例えば、ある人が、僕のblogへのリンクを作り、普通のブラウザ(Mozilla Firefox, Apple Safari, Microsoft Internet Explorer)で、そのリンクをたどった人がいたら、webブラウザがもつ referer という変数領域を読み出すことで、そのページを訪れる直前に、どのページを見ていたかということ、つまり「いつ、どのページからここに来たのか?」という情報を得ることができます。通常は自分のページへのリンクはどこにあるのかを調べたり、自分のページがどんな言葉で検索されたのかを知るために利用します。

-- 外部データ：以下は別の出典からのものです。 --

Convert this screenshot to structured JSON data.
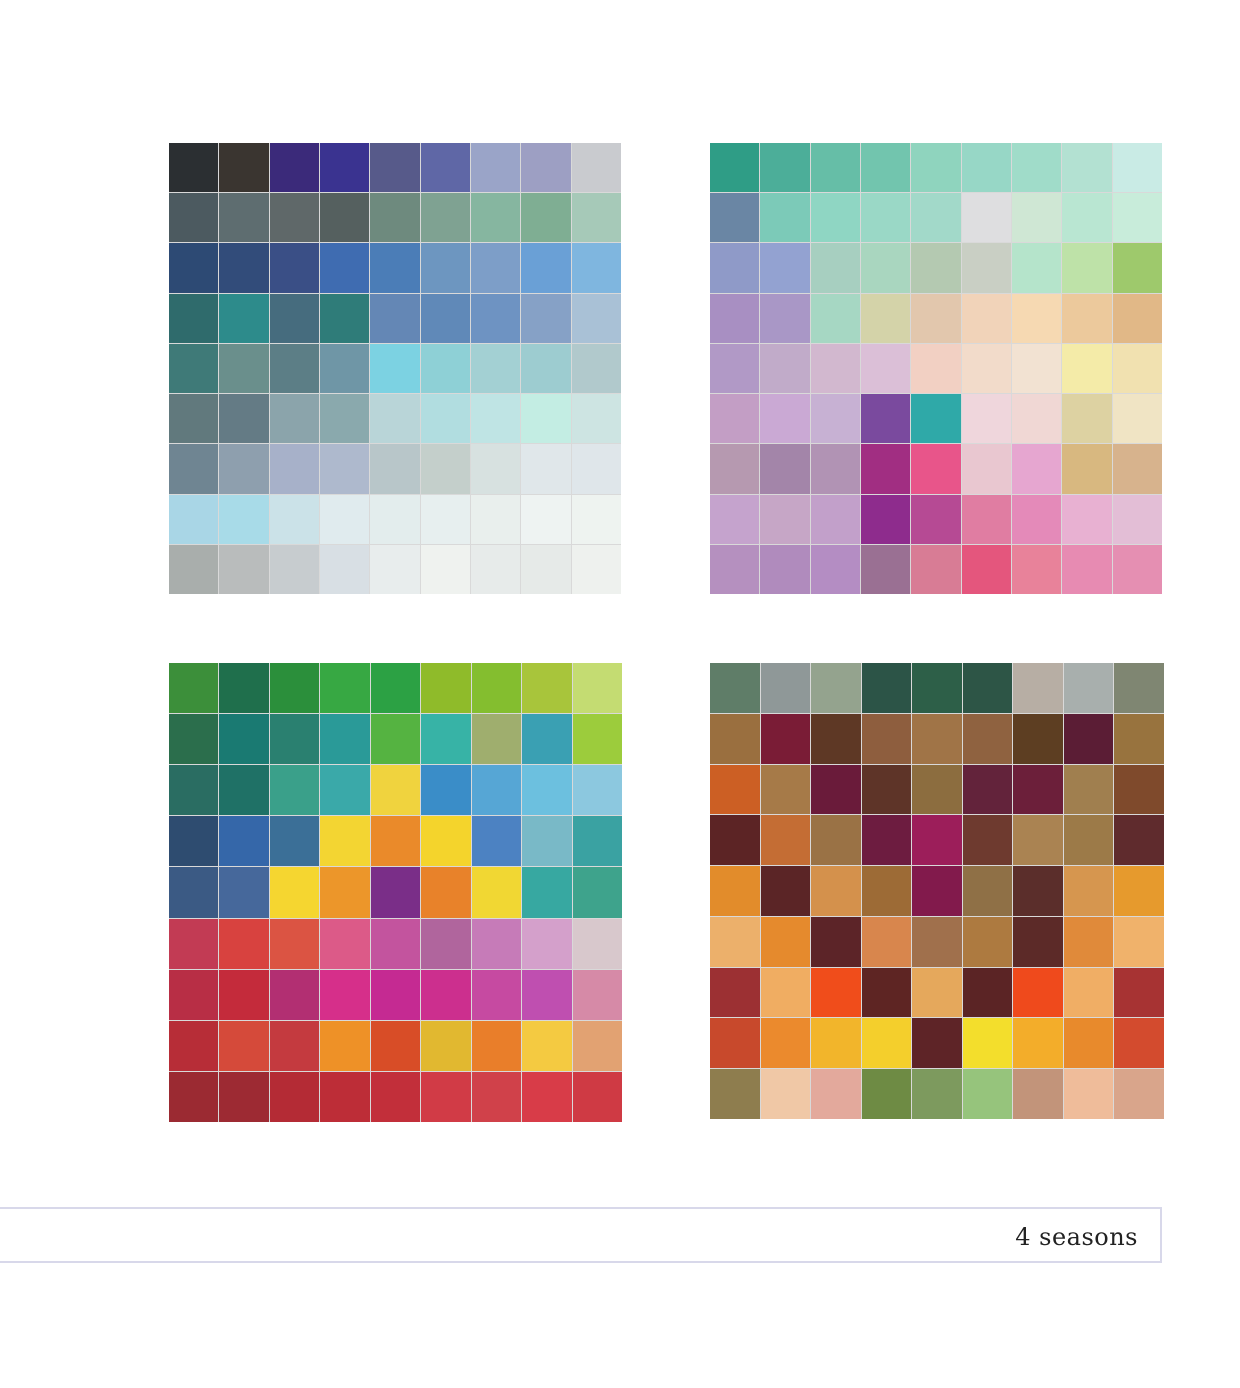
{
  "caption": "4 seasons",
  "mosaics": {
    "winter": [
      [
        "#2b2f32",
        "#3a3530",
        "#3b2a7a",
        "#3a3390",
        "#575a8a",
        "#5f67a6",
        "#9aa4c8",
        "#9d9fc3",
        "#c9cbcf"
      ],
      [
        "#4c5a60",
        "#5e6d70",
        "#5f6869",
        "#55605f",
        "#6e8a7e",
        "#7fa292",
        "#86b6a0",
        "#7fae93",
        "#a6c9b8"
      ],
      [
        "#2d4a74",
        "#324c7a",
        "#3a4f86",
        "#3f6cb1",
        "#4b7db7",
        "#6d96c0",
        "#7d9ec8",
        "#6aa0d6",
        "#7fb6df"
      ],
      [
        "#2f6b6c",
        "#2d8b8b",
        "#466c7e",
        "#2f7c79",
        "#6487b5",
        "#6089b8",
        "#6e93c2",
        "#86a1c6",
        "#a9c1d6"
      ],
      [
        "#3f7a78",
        "#6a8f8c",
        "#5c7e86",
        "#6f96a6",
        "#7cd2e2",
        "#8ed0d6",
        "#a3d0d3",
        "#9dccd0",
        "#b1c9cc"
      ],
      [
        "#61797d",
        "#647b85",
        "#8ba4ab",
        "#8aa9ad",
        "#b9d5d8",
        "#b1dde0",
        "#bfe4e4",
        "#c3ede3",
        "#cde4e2"
      ],
      [
        "#6f8592",
        "#8e9fae",
        "#a7b1c9",
        "#aeb9cd",
        "#b8c6c9",
        "#c4cfcb",
        "#d7e1e0",
        "#e0e7ea",
        "#dfe6ea"
      ],
      [
        "#a9d6e6",
        "#a8dbe8",
        "#cbe2e8",
        "#e0ebee",
        "#e3eded",
        "#e7efef",
        "#e9efed",
        "#eef3f2",
        "#eef3f0"
      ],
      [
        "#a9aeac",
        "#b9bcbc",
        "#c7cccf",
        "#d8dfe4",
        "#e8eded",
        "#eff2ef",
        "#e7ebea",
        "#e6eae8",
        "#eef1ee"
      ]
    ],
    "spring": [
      [
        "#2f9d86",
        "#4cae99",
        "#66bea7",
        "#72c5ae",
        "#8fd4be",
        "#97d7c6",
        "#a0dcc9",
        "#b3e1d2",
        "#c9ebe5"
      ],
      [
        "#6a86a4",
        "#7ccab8",
        "#8fd6c3",
        "#9ad8c6",
        "#a2d9c9",
        "#dedee0",
        "#cfe7d4",
        "#b9e6d2",
        "#c8ecda"
      ],
      [
        "#8f9ac8",
        "#93a2d1",
        "#a7cfc0",
        "#a9d6bf",
        "#b4c9b1",
        "#c9cfc4",
        "#b5e4cb",
        "#bee2a8",
        "#9ec96c"
      ],
      [
        "#a88fc2",
        "#a997c6",
        "#a6d7c3",
        "#d4d3a9",
        "#e2c7ad",
        "#f1d3b9",
        "#f6d9b2",
        "#ecc99c",
        "#e1b887"
      ],
      [
        "#b199c6",
        "#c1abc9",
        "#d2b8cf",
        "#dbbfd7",
        "#f2d0c3",
        "#f2dbca",
        "#f2e2d2",
        "#f4eba8",
        "#f1e1b0"
      ],
      [
        "#c39ec5",
        "#caa9d4",
        "#c7b1d3",
        "#7a4a9e",
        "#2fa9a8",
        "#efd6dc",
        "#f0d7d4",
        "#ddd2a2",
        "#f0e4c4"
      ],
      [
        "#b699b0",
        "#a385a9",
        "#b193b4",
        "#a12e82",
        "#e8558a",
        "#e9c7d0",
        "#e6a6d0",
        "#d8b880",
        "#d7b38d"
      ],
      [
        "#c5a3cd",
        "#c6a6c6",
        "#c2a0ca",
        "#8e2c8d",
        "#b64a94",
        "#e07da2",
        "#e48ab9",
        "#e8b1d2",
        "#e3bed6"
      ],
      [
        "#b590bf",
        "#b08bbd",
        "#b48dc3",
        "#9a7093",
        "#d87c95",
        "#e4567d",
        "#e8829a",
        "#e78bb2",
        "#e58fb2"
      ]
    ],
    "summer": [
      [
        "#3c8f3a",
        "#1f6f4c",
        "#2b8f3b",
        "#37a843",
        "#2ca144",
        "#8fbb2a",
        "#84be2f",
        "#a8c53b",
        "#c4dc72"
      ],
      [
        "#2b6e4c",
        "#1a7a72",
        "#2a8070",
        "#2a9a98",
        "#55b341",
        "#37b3a6",
        "#9fae6e",
        "#3aa0b3",
        "#9ccc3c"
      ],
      [
        "#2a6d62",
        "#1f7166",
        "#3aa08a",
        "#3aa9a9",
        "#f0d33e",
        "#3a8dc8",
        "#56a6d5",
        "#6cc0df",
        "#8cc8df"
      ],
      [
        "#2e4c70",
        "#3567a9",
        "#3b6f97",
        "#f3d532",
        "#ea8a2a",
        "#f4d42c",
        "#4c82c2",
        "#79b9c7",
        "#3aa2a2"
      ],
      [
        "#3b5a84",
        "#46689b",
        "#f5d630",
        "#ec962a",
        "#7a2e88",
        "#e8822a",
        "#f1d733",
        "#37a8a1",
        "#3ea38c"
      ],
      [
        "#c23b54",
        "#d8423f",
        "#db5443",
        "#dc5a88",
        "#c3549e",
        "#b0659d",
        "#c67bb8",
        "#d4a0cb",
        "#d8c8cc"
      ],
      [
        "#b82e45",
        "#c42b3b",
        "#b22f72",
        "#d62f8a",
        "#c52a92",
        "#cc2f8e",
        "#c64aa1",
        "#bf4fb0",
        "#d68aa7"
      ],
      [
        "#b72d37",
        "#d54a3a",
        "#c43a3f",
        "#ee9127",
        "#d84d27",
        "#e1b830",
        "#e97e2a",
        "#f4ca41",
        "#e2a272"
      ],
      [
        "#9b2a32",
        "#9d2a33",
        "#b42b35",
        "#bd2d37",
        "#c22f3a",
        "#d13b46",
        "#d0414a",
        "#d83c48",
        "#cf3a44"
      ]
    ],
    "autumn": [
      [
        "#5f7d68",
        "#8f9898",
        "#94a38e",
        "#2c5447",
        "#2d5f48",
        "#2d5546",
        "#b7aea4",
        "#a8afad",
        "#7f8672"
      ],
      [
        "#9a6f3f",
        "#7a1c36",
        "#5e3825",
        "#8e5e3e",
        "#a07447",
        "#8f6240",
        "#5d3e22",
        "#5b1d35",
        "#98733e"
      ],
      [
        "#cc5f24",
        "#a67a48",
        "#6a1b3a",
        "#5e3428",
        "#8c6d3f",
        "#63233b",
        "#6c1f3a",
        "#a07f4f",
        "#7f4a2c"
      ],
      [
        "#5c2425",
        "#c46d34",
        "#9a7245",
        "#6d1c40",
        "#9c1e5a",
        "#6e3a2f",
        "#aa8352",
        "#9c7a48",
        "#5f2b2d"
      ],
      [
        "#e28c2b",
        "#5b2526",
        "#d4914c",
        "#9d6b36",
        "#821a4c",
        "#8f7046",
        "#5b2e2b",
        "#d6964f",
        "#e69a2d"
      ],
      [
        "#ecb06b",
        "#e58a2d",
        "#5c2428",
        "#d8864d",
        "#a0704c",
        "#ad7a40",
        "#5c2a28",
        "#e08a3a",
        "#f0b26b"
      ],
      [
        "#9c3033",
        "#f0ad62",
        "#f04d1b",
        "#5e2523",
        "#e5a85c",
        "#5b2425",
        "#ef4a1c",
        "#f0ae65",
        "#a73333"
      ],
      [
        "#c8492c",
        "#eb8a2d",
        "#f2b52b",
        "#f4cf2c",
        "#5e2427",
        "#f3de2c",
        "#f3ad2a",
        "#e88a2c",
        "#d34b2e"
      ],
      [
        "#8e7d4e",
        "#f0c8a6",
        "#e3a99c",
        "#6e8b44",
        "#7d9a5e",
        "#96c47c",
        "#c2947a",
        "#efbc9a",
        "#d9a58b"
      ]
    ]
  }
}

ところが、「referer をたどったら、単なる広告サイトだった」という「 referer を利用した spam」ともいうべきアクセスの発生数が、今年3月下旬から急増し始めています。refererを偽装することで、広告サイトに導こうとするのでしょう。たぶん referer spam と呼ぶんでしょうけど、どうなんですかね?

ちなみに、mixiの足跡機能も同様の仕組みです。で、足跡スパムは昔からたくさんありますね。ただし、mixiの足跡スパムは、「誰がアクセスしてきたんだろう?」と思って見に行くと、足跡をつけたアカウントの日記っぽい記事の中に出会い系サイトを紹介するリンクが置かれているというもので、足跡スパムをつけるのは簡単ですし、それを確認したあとも実際にmixi外へのリンクをたどらなければ何もトラブルにならないという点で、まだ、恐怖とは呼べない状態でした。その点、referer spam は危険度が高いと思います。